Psychiatric correlates
Alpert states that ‘Psychogenic factors must certainly be taken into consideration’ when assessing HTS.5 One might perhaps intuit that patients suffering with anxiety and/or depression may defer to a caregiver, perhaps as a component of any associated psychomotor retardation, and manifested as HTS. What is the evidence for psychiatric changes associated with HTS?
Duraes et al.15 reported significant negative correlation of HTS with the Geriatric Depression Score (GDS; r = -0.33, p = 0.002). Soysal et al.14 administered GDS to their patients but did not report any data with respect to HTS status.
Neurobiological correlates
Duraes et al.15 reported significant positive correlations between HTS and cerebrospinal fluid (CSF) biomarkers of AD, namely the proteins t-tau (r = 0.32, p = 0.003) and p-tau (r = 0.28, p = 0.009). CSF levels of Aβ42 showed a tendency for a negative correlation with the HTS, almost reaching statistical significance (r = –0.21, p = 0.052).
Combination of HTS with other signs
Isik et al.23 have combined HTS with other signs, namely ‘attended with’ (i.e. attending the memory clinic with a relative, carer or friend to provide collateral history, as instructed, a probable marker of cognitive impairment, in contrast to the ‘attended alone’ sign,1 a probable marker of cognitive normality) and applause signs, in the ‘triple test’ which they find useful for diagnosis of cognitive impairment.23,24 In an independent cohort this combination of signs was found to have low frequency (4%) with high specificity and PPV (both 1.00) for diagnosis of cognitive impairment, as anticipated with serial combination of tests.25
Conclusions
HTS is an easily observed and categorised sign. Some caution is required in interpretation (e.g. deafness, psychogenic factors), and reported studies may potentially be unblinded if clinicians observing for HTS are involved in criterion diagnosis. Nevertheless, the existing evidence, though limited, suggests that it may correlate with clinical diagnostic, neuropsychological and neurobiological measures associated with cognitive impairment.
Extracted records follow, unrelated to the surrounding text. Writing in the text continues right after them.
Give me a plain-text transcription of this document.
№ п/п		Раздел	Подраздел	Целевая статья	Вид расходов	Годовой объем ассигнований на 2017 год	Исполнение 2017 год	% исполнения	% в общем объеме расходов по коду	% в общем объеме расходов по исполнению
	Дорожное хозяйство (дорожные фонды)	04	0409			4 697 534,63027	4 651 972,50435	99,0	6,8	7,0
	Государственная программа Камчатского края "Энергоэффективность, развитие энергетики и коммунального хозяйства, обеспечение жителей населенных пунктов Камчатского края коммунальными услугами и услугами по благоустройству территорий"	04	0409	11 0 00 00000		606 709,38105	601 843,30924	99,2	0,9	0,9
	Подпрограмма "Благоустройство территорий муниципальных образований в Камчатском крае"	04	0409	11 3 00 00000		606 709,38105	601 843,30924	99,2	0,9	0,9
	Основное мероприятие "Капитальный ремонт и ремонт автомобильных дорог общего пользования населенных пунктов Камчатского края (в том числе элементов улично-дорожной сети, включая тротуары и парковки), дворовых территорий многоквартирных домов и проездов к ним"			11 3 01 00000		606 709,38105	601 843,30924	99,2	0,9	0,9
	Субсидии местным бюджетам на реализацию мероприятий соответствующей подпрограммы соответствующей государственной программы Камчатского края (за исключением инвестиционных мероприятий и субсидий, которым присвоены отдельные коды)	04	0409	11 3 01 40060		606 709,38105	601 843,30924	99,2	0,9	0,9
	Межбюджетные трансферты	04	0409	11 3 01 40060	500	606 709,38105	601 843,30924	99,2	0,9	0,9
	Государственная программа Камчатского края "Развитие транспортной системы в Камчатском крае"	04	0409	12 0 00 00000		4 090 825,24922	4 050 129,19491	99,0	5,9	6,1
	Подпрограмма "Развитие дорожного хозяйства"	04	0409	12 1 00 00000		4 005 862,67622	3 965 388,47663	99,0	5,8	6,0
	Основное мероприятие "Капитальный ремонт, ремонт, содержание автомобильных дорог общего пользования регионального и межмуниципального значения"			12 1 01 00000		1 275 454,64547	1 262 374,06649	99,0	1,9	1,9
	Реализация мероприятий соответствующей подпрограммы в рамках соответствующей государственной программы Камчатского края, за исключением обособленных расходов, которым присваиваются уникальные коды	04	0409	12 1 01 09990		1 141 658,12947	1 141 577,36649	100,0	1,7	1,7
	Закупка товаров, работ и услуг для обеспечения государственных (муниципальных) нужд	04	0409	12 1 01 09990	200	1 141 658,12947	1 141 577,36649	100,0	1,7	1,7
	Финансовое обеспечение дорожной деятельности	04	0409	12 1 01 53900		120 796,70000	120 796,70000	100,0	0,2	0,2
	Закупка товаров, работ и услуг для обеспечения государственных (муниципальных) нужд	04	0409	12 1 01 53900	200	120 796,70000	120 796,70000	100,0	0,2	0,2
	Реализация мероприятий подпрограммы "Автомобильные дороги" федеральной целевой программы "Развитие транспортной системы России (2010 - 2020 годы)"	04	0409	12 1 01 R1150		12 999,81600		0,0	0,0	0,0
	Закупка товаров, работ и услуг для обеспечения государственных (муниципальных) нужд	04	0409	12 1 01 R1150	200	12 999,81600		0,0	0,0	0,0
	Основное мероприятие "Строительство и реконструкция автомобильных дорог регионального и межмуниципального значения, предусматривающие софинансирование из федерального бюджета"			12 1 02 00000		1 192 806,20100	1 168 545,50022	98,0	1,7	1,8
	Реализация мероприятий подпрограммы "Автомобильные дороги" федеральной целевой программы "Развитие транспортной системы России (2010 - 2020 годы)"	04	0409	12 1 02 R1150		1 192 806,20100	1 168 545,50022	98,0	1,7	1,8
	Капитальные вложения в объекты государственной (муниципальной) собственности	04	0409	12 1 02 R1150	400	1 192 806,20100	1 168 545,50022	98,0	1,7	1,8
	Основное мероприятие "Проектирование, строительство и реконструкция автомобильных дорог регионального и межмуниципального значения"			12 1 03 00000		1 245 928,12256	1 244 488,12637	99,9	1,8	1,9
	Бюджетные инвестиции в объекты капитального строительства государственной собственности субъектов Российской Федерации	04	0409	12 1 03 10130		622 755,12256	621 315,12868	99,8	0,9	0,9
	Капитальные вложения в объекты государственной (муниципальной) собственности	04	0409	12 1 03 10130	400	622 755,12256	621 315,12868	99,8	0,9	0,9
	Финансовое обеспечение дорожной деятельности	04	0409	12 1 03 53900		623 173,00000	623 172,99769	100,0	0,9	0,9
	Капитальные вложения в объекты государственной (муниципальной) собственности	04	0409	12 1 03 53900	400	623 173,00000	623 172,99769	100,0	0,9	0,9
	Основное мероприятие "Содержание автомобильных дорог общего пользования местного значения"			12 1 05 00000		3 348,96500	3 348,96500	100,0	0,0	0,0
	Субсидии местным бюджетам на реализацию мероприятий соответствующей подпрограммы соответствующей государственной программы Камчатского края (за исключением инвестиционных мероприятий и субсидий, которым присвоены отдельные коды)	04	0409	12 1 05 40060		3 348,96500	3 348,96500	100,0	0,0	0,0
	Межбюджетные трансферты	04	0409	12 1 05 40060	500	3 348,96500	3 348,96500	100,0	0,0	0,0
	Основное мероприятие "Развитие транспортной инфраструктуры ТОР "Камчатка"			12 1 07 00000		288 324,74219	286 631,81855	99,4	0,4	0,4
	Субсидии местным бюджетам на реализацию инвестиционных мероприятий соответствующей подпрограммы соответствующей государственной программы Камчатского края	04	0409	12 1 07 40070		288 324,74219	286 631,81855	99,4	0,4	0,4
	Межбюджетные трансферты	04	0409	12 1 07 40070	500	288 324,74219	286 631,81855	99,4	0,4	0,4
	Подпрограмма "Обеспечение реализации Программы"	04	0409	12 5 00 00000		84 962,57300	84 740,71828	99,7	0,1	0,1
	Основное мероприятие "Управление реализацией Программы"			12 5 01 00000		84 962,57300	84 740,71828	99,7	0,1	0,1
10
More studies related to the neuropsychological, psychiatric and neurobiological correlates of HTS are required, to see if there is a particular relationship to episodic memory decline, whether HTS is an ‘early signal of dementia’, and whether there are associated behavioural and psychiatric features. These data will determine whether it might be possible to recommend that HTS be adopted as a standard (‘canonical’) sign to be actively sought in the assessment of patients with cognitive complaints. Currently, it may be concluded that if HTS is looked for it may provide additional evidence for cognitive impairment when present.